Ce que nous avons abandonné
Cette architecture nous coûte quelque chose. Nous ne pourrons jamais dire « laissez-moi chercher dans toutes vos conversations cette stratégie qui marchait pour le coucher ». Nous ne construirons jamais un graphique « rétrospective annuelle » de la régulation émotionnelle de votre enfant. Nous ne vendrons jamais le produit à un district scolaire qui voudrait ingérer les « données ».
Nous avons fait la paix avec toutes ces pertes. De toute façon, ce n’était jamais le produit.
Ce que cela signifie en pratique
Dans l’application :
- Le profil de l’enfant se trouve dans vos paramètres. Vous pouvez le lire. Vous pouvez le réécrire. Vous pouvez le supprimer.
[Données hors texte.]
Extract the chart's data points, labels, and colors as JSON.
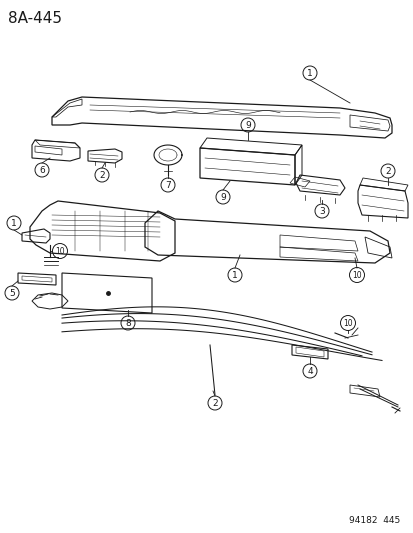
{
  "title": "8A-445",
  "subtitle": "94182  445",
  "bg_color": "#ffffff",
  "line_color": "#1a1a1a",
  "title_fontsize": 11,
  "subtitle_fontsize": 6.5,
  "figsize": [
    4.14,
    5.33
  ],
  "dpi": 100
}
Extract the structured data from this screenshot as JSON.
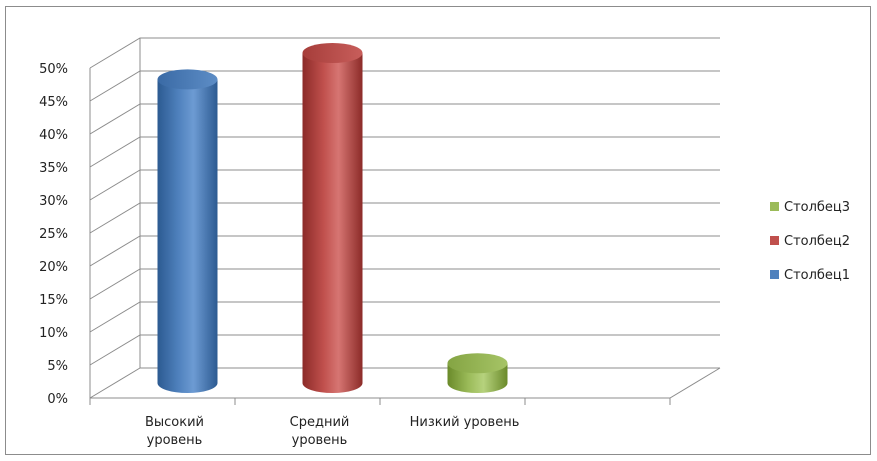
{
  "chart_data": {
    "type": "bar",
    "title": "",
    "xlabel": "",
    "ylabel": "",
    "ylim": [
      0,
      50
    ],
    "y_ticks": [
      "0%",
      "5%",
      "10%",
      "15%",
      "20%",
      "25%",
      "30%",
      "35%",
      "40%",
      "45%",
      "50%"
    ],
    "categories": [
      [
        "Высокий",
        "уровень"
      ],
      [
        "Средний",
        "уровень"
      ],
      [
        "Низкий уровень"
      ]
    ],
    "series": [
      {
        "name": "Столбец1",
        "color": "#4f81bd",
        "values": [
          46,
          null,
          null
        ]
      },
      {
        "name": "Столбец2",
        "color": "#c0504d",
        "values": [
          null,
          50,
          null
        ]
      },
      {
        "name": "Столбец3",
        "color": "#9bbb59",
        "values": [
          null,
          null,
          3
        ]
      }
    ],
    "legend": {
      "position": "right",
      "order": [
        "Столбец3",
        "Столбец2",
        "Столбец1"
      ]
    },
    "grid": true,
    "shape": "cylinder-3d"
  }
}
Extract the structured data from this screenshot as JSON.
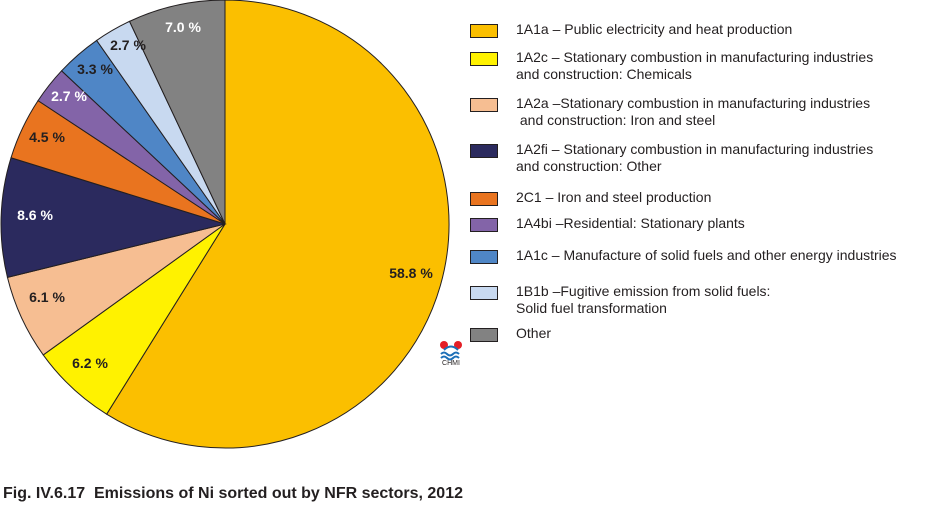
{
  "chart_data": {
    "type": "pie",
    "title": "",
    "slices": [
      {
        "label": "1A1a – Public electricity and heat production",
        "value": 58.8,
        "value_label": "58.8 %",
        "color": "#fbbf00"
      },
      {
        "label": "1A2c – Stationary combustion in manufacturing industries\nand construction: Chemicals",
        "value": 6.2,
        "value_label": "6.2 %",
        "color": "#fff200"
      },
      {
        "label": "1A2a –Stationary combustion in manufacturing industries\n and construction: Iron and steel",
        "value": 6.1,
        "value_label": "6.1 %",
        "color": "#f6be92"
      },
      {
        "label": "1A2fi – Stationary combustion in manufacturing industries\nand construction: Other",
        "value": 8.6,
        "value_label": "8.6 %",
        "color": "#2b2a5e"
      },
      {
        "label": "2C1 – Iron and steel production",
        "value": 4.5,
        "value_label": "4.5 %",
        "color": "#e9741f"
      },
      {
        "label": "1A4bi –Residential: Stationary plants",
        "value": 2.7,
        "value_label": "2.7 %",
        "color": "#8364a8"
      },
      {
        "label": "1A1c – Manufacture of solid fuels and other energy industries",
        "value": 3.3,
        "value_label": "3.3 %",
        "color": "#4f86c6"
      },
      {
        "label": "1B1b –Fugitive emission from solid fuels:\nSolid fuel transformation",
        "value": 2.7,
        "value_label": "2.7 %",
        "color": "#c8d9f0"
      },
      {
        "label": "Other",
        "value": 7.0,
        "value_label": "7.0 %",
        "color": "#828282"
      }
    ],
    "legend_position": "right"
  },
  "logo": {
    "text": "CHMI"
  },
  "caption": "Fig. IV.6.17  Emissions of Ni sorted out by NFR sectors, 2012"
}
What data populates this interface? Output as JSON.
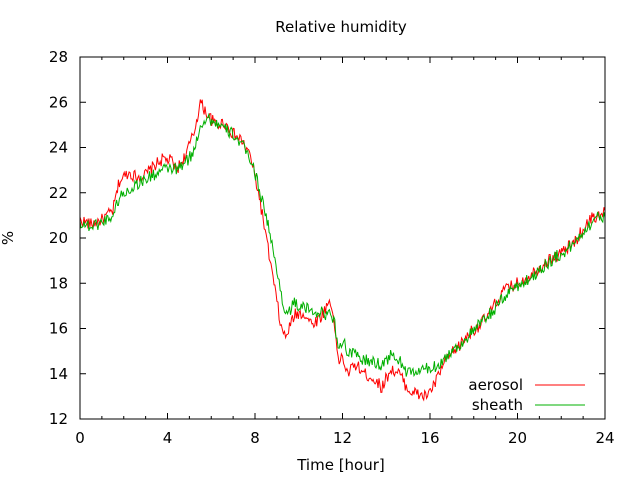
{
  "chart_data": {
    "type": "line",
    "title": "Relative humidity",
    "xlabel": "Time [hour]",
    "ylabel": "%",
    "xlim": [
      0,
      24
    ],
    "ylim": [
      12,
      28
    ],
    "x_ticks": [
      "0",
      "4",
      "8",
      "12",
      "16",
      "20",
      "24"
    ],
    "y_ticks": [
      "12",
      "14",
      "16",
      "18",
      "20",
      "22",
      "24",
      "26",
      "28"
    ],
    "grid": false,
    "legend_position": "bottom-right",
    "series": [
      {
        "name": "aerosol",
        "color": "#ff0000",
        "x": [
          0,
          0.5,
          1,
          1.5,
          1.8,
          2.2,
          2.6,
          3,
          3.4,
          3.8,
          4.2,
          4.4,
          4.8,
          5.2,
          5.5,
          5.8,
          6.2,
          6.6,
          7,
          7.4,
          7.8,
          8.2,
          8.6,
          9,
          9.2,
          9.4,
          9.8,
          10.2,
          10.6,
          11,
          11.4,
          11.6,
          11.8,
          12,
          12.2,
          12.6,
          13,
          13.4,
          13.8,
          14.2,
          14.6,
          15,
          15.4,
          15.8,
          16.2,
          16.6,
          17,
          17.4,
          17.8,
          18.2,
          18.6,
          19,
          19.4,
          19.8,
          20.2,
          20.6,
          21,
          21.4,
          21.8,
          22.2,
          22.6,
          23,
          23.4,
          23.8,
          24
        ],
        "values": [
          20.8,
          20.6,
          20.8,
          21.2,
          22.5,
          22.9,
          22.7,
          22.8,
          23.2,
          23.5,
          23.4,
          23.0,
          23.6,
          24.6,
          26.0,
          25.5,
          25.0,
          25.1,
          24.6,
          24.3,
          23.6,
          21.8,
          19.5,
          17.2,
          16.0,
          15.6,
          16.6,
          16.7,
          16.2,
          16.5,
          17.2,
          16.6,
          14.5,
          14.8,
          14.0,
          14.4,
          14.0,
          13.8,
          13.4,
          14.2,
          14.0,
          13.3,
          13.1,
          13.0,
          13.5,
          14.4,
          14.9,
          15.3,
          15.8,
          16.1,
          16.5,
          17.1,
          17.7,
          17.9,
          18.1,
          18.4,
          18.7,
          19.0,
          19.2,
          19.5,
          19.8,
          20.4,
          20.9,
          21.0,
          21.2
        ]
      },
      {
        "name": "sheath",
        "color": "#00b000",
        "x": [
          0,
          0.5,
          1,
          1.5,
          1.8,
          2.2,
          2.6,
          3,
          3.4,
          3.8,
          4.2,
          4.4,
          4.8,
          5.2,
          5.5,
          5.8,
          6.2,
          6.6,
          7,
          7.4,
          7.8,
          8.2,
          8.6,
          9,
          9.2,
          9.4,
          9.8,
          10.2,
          10.6,
          11,
          11.4,
          11.6,
          11.8,
          12,
          12.2,
          12.6,
          13,
          13.4,
          13.8,
          14.2,
          14.6,
          15,
          15.4,
          15.8,
          16.2,
          16.6,
          17,
          17.4,
          17.8,
          18.2,
          18.6,
          19,
          19.4,
          19.8,
          20.2,
          20.6,
          21,
          21.4,
          21.8,
          22.2,
          22.6,
          23,
          23.4,
          23.8,
          24
        ],
        "values": [
          20.7,
          20.5,
          20.7,
          21.0,
          21.8,
          22.1,
          22.4,
          22.6,
          22.8,
          23.0,
          23.1,
          23.0,
          23.3,
          23.8,
          25.0,
          25.3,
          25.1,
          24.8,
          24.6,
          24.1,
          23.5,
          22.2,
          20.6,
          18.5,
          17.6,
          16.6,
          17.1,
          16.9,
          16.8,
          16.7,
          16.6,
          16.5,
          15.2,
          15.5,
          15.0,
          14.8,
          14.6,
          14.5,
          14.4,
          14.8,
          14.6,
          14.0,
          14.1,
          14.2,
          14.3,
          14.6,
          15.0,
          15.3,
          15.7,
          16.1,
          16.5,
          16.9,
          17.4,
          17.8,
          18.0,
          18.2,
          18.6,
          18.9,
          19.2,
          19.4,
          19.8,
          20.3,
          20.7,
          21.0,
          20.9
        ]
      }
    ]
  }
}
- Les instantanés d’état sont listés sous chaque enfant. Vous pouvez supprimer un instantané. Vous pouvez désactiver les instantanés entièrement.
- Les conversations elles-mêmes sortent assez vite du contexte — un fil d’il y a six mois ne façonnera pas silencieusement une réponse aujourd’hui, sauf si vous le rapportez vous-même.
- Et, comme toujours — export complet, suppression complète, les deux sous trente jours. Voir confidentialité.
La mémoire est un privilège, pas un réglage par défaut. Nous essayons de la traiter comme tel.